Não causa surpresa, pelo contrário, a reação imediata do império midiático, porta-voz dos graúdos do Brasil, dos senhores, dos barões. Está claro o empenho em conter a situação dentro dos limites do passado próximo e do presente, como se a origem da investigação remontasse apenas e tão-somente ao chamado mensalão. No entanto, é do conhecimento até do mundo mineral que o fio da meada está no primeiro mandato de Fernando Henrique Cardoso, na infame marmelada das privatizações, quando o Opportunity se tornou o banco do tucanato, depois de ter prestado inestimáveis serviços ao PFL.
Longo período de mazelas e falcatruas, cujo fruto de recente maturação é a celebradíssima BrOi, a fusão apresentada como indispensável aos interesses do Brasil. Quanto ao valerioduto, não passa de um capítulo da história, e nem mesmo significativo. Ainda assim, a tentativa de turvar as águas, de engodar os ingênuos e os aspirantes ao privilégio em geral está em pleno andamento, com a contribuição de jornalistas (?), editorialistas, colunistas e quejandos, que até ontem tocaram seus violinos a favor do orelhudo. Do orelhudo e da sua turma, aconselhada e defendida por um exército de advogados e até por um pelotão de jornalistas (?), ou melhor, mercenários da imprensa escrita e falada.
Já houve tempo em que Dantas tentou corromper CartaCapital, por meio de uma campanha publicitária. Veio a equipe do Comercial: “Aceitamos?” Por que não, se os anúncios não forem politicamente incorretos? Tudo não foi além de duas inserções. Logo saímos com mais uma reportagem de capa sobre as façanhas do orelhudo. A campanha foi cancelada, e a gente riu muito.
O banqueiro moveu dois processos contra o acima assinado. O primeiro no Cível, e perdeu. O segundo, no Criminal, está em curso.
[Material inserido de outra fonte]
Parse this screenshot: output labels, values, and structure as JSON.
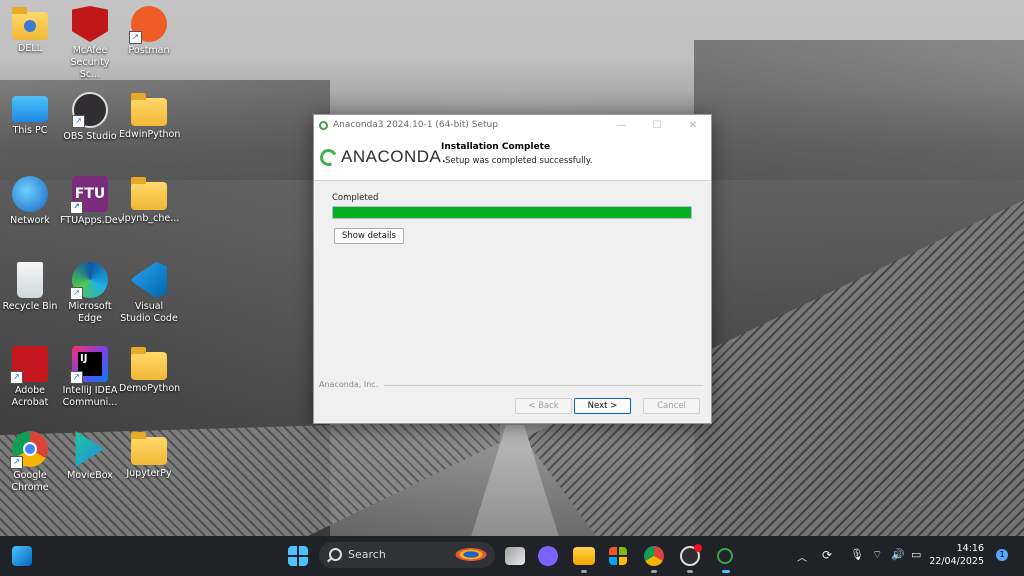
{
  "desktop": {
    "icons": [
      {
        "label": "DELL"
      },
      {
        "label": "McAfee Security Sc..."
      },
      {
        "label": "Postman"
      },
      {
        "label": "This PC"
      },
      {
        "label": "OBS Studio"
      },
      {
        "label": "EdwinPython"
      },
      {
        "label": "Network"
      },
      {
        "label": "FTUApps.Dev"
      },
      {
        "label": ".ipynb_che..."
      },
      {
        "label": "Recycle Bin"
      },
      {
        "label": "Microsoft Edge"
      },
      {
        "label": "Visual Studio Code"
      },
      {
        "label": "Adobe Acrobat"
      },
      {
        "label": "IntelliJ IDEA Communi..."
      },
      {
        "label": "DemoPython"
      },
      {
        "label": "Google Chrome"
      },
      {
        "label": "MovieBox"
      },
      {
        "label": "JupyterPy"
      }
    ],
    "ftu_icon_text": "FTU",
    "ij_icon_text": "IJ"
  },
  "installer": {
    "window_title": "Anaconda3 2024.10-1 (64-bit) Setup",
    "logo_text": "ANACONDA.",
    "header_title": "Installation Complete",
    "header_subtitle": "Setup was completed successfully.",
    "status_label": "Completed",
    "progress_fraction": 1.0,
    "progress_color": "#06b025",
    "show_details_label": "Show details",
    "brand_footer": "Anaconda, Inc.",
    "back_label": "< Back",
    "next_label": "Next >",
    "cancel_label": "Cancel",
    "window_controls": {
      "minimize": "—",
      "maximize": "☐",
      "close": "✕"
    }
  },
  "taskbar": {
    "search_placeholder": "Search",
    "time": "14:16",
    "date": "22/04/2025",
    "notification_count": "1"
  }
}
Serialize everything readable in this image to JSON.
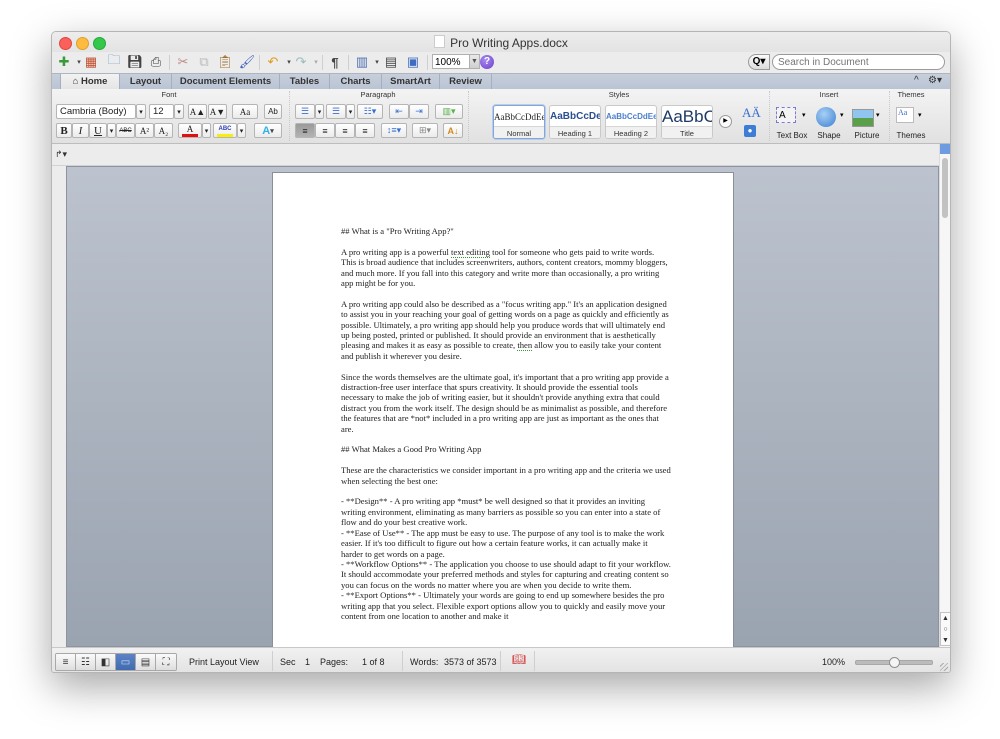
{
  "window": {
    "title": "Pro Writing Apps.docx"
  },
  "toolbar": {
    "buttons": [
      "new-document",
      "gallery",
      "open",
      "save",
      "print",
      "cut",
      "copy",
      "paste",
      "format-painter",
      "undo",
      "redo",
      "show-formatting",
      "sidebar",
      "media-browser",
      "toolbox"
    ],
    "zoom": "100%",
    "help_label": "?",
    "search_placeholder": "Search in Document",
    "search_icon_label": "Q▾"
  },
  "tabs": [
    {
      "label": "Home",
      "active": true
    },
    {
      "label": "Layout"
    },
    {
      "label": "Document Elements"
    },
    {
      "label": "Tables"
    },
    {
      "label": "Charts"
    },
    {
      "label": "SmartArt"
    },
    {
      "label": "Review"
    }
  ],
  "ribbon": {
    "font": {
      "group_label": "Font",
      "font_name": "Cambria (Body)",
      "font_size": "12",
      "grow_label": "A▲",
      "shrink_label": "A▼",
      "change_case_label": "Aa",
      "clear_label": "Ab",
      "bold": "B",
      "italic": "I",
      "underline": "U",
      "strikethrough": "ABC",
      "superscript": "A²",
      "subscript": "A₂",
      "font_color_label": "A",
      "font_color": "#e01010",
      "highlight_label": "ABC",
      "highlight_color": "#f5ee10",
      "text_effects_label": "A"
    },
    "paragraph": {
      "group_label": "Paragraph"
    },
    "styles": {
      "group_label": "Styles",
      "items": [
        {
          "sample": "AaBbCcDdEe",
          "name": "Normal",
          "selected": true
        },
        {
          "sample": "AaBbCcDe",
          "name": "Heading 1"
        },
        {
          "sample": "AaBbCcDdEe",
          "name": "Heading 2"
        },
        {
          "sample": "AaBbC",
          "name": "Title"
        }
      ]
    },
    "insert": {
      "group_label": "Insert",
      "items": [
        {
          "label": "Text Box"
        },
        {
          "label": "Shape"
        },
        {
          "label": "Picture"
        }
      ]
    },
    "themes": {
      "group_label": "Themes",
      "label": "Themes"
    }
  },
  "document": {
    "paragraphs": [
      "## What is a \"Pro Writing App?\"",
      "A pro writing app is a powerful text editing tool for someone who gets paid to write words. This is broad audience that includes screenwriters, authors, content creators, mommy bloggers, and much more. If you fall into this category and write more than occasionally, a pro writing app might be for you.",
      "A pro writing app could also be described as a \"focus writing app.\" It's an application designed to assist you in your reaching your goal of getting words on a page as quickly and efficiently as possible. Ultimately, a pro writing app should help you produce words that will ultimately end up being posted, printed or published. It should provide an environment that is aesthetically pleasing and makes it as easy as possible to create, then allow you to easily take your content and publish it wherever you desire.",
      "Since the words themselves are the ultimate goal, it's important that a pro writing app provide a distraction-free user interface that spurs creativity. It should provide the essential tools necessary to make the job of writing easier, but it shouldn't provide anything extra that could distract you from the work itself. The design should be as minimalist as possible, and therefore the features that are *not* included in a pro writing app are just as important as the ones that are.",
      "## What Makes a Good Pro Writing App",
      "These are the characteristics we consider important in a pro writing app and the criteria we used when selecting the best one:"
    ],
    "list_items": [
      "- **Design** - A pro writing app *must* be well designed so that it provides an inviting writing environment, eliminating as many barriers as possible so you can enter into a state of flow and do your best creative work.",
      "- **Ease of Use** - The app must be easy to use. The purpose of any tool is to make the work easier. If it's too difficult to figure out how a certain feature works, it can actually make it harder to get words on a page.",
      "- **Workflow Options** - The application you choose to use should adapt to fit your workflow. It should accommodate your preferred methods and styles for capturing and creating content so you can focus on the words no matter where you are when you decide to write them.",
      "- **Export Options** - Ultimately your words are going to end up somewhere besides the pro writing app that you select. Flexible export options allow you to quickly and easily move your content from one location to another and make it"
    ]
  },
  "statusbar": {
    "view_mode": "Print Layout View",
    "section_label": "Sec",
    "section_value": "1",
    "pages_label": "Pages:",
    "pages_value": "1 of 8",
    "words_label": "Words:",
    "words_value": "3573 of 3573",
    "zoom": "100%",
    "zoom_slider_fraction": 0.5
  }
}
Quem advoga a causa de Daniel Dantas é o escritório de Márcio Thomaz Bastos, e a ação foi iniciada durante o primeiro mandato do governo Lula. Bastos desligara-se da atividade advocatícia pelo tempo em que ocupasse a pasta da Justiça. Não engulo, contudo, este pormenor da história, decerto secundário. Bem como não engulo outro, muito mais importante: o encontro do então ministro da Justiça com Dantas, para um jantar na casa do senador Heráclito Fortes, graças à intermediação de dois deputados petistas.
Pois infinitos foram os caminhos do orelhudo, para a vergonha do Brasil.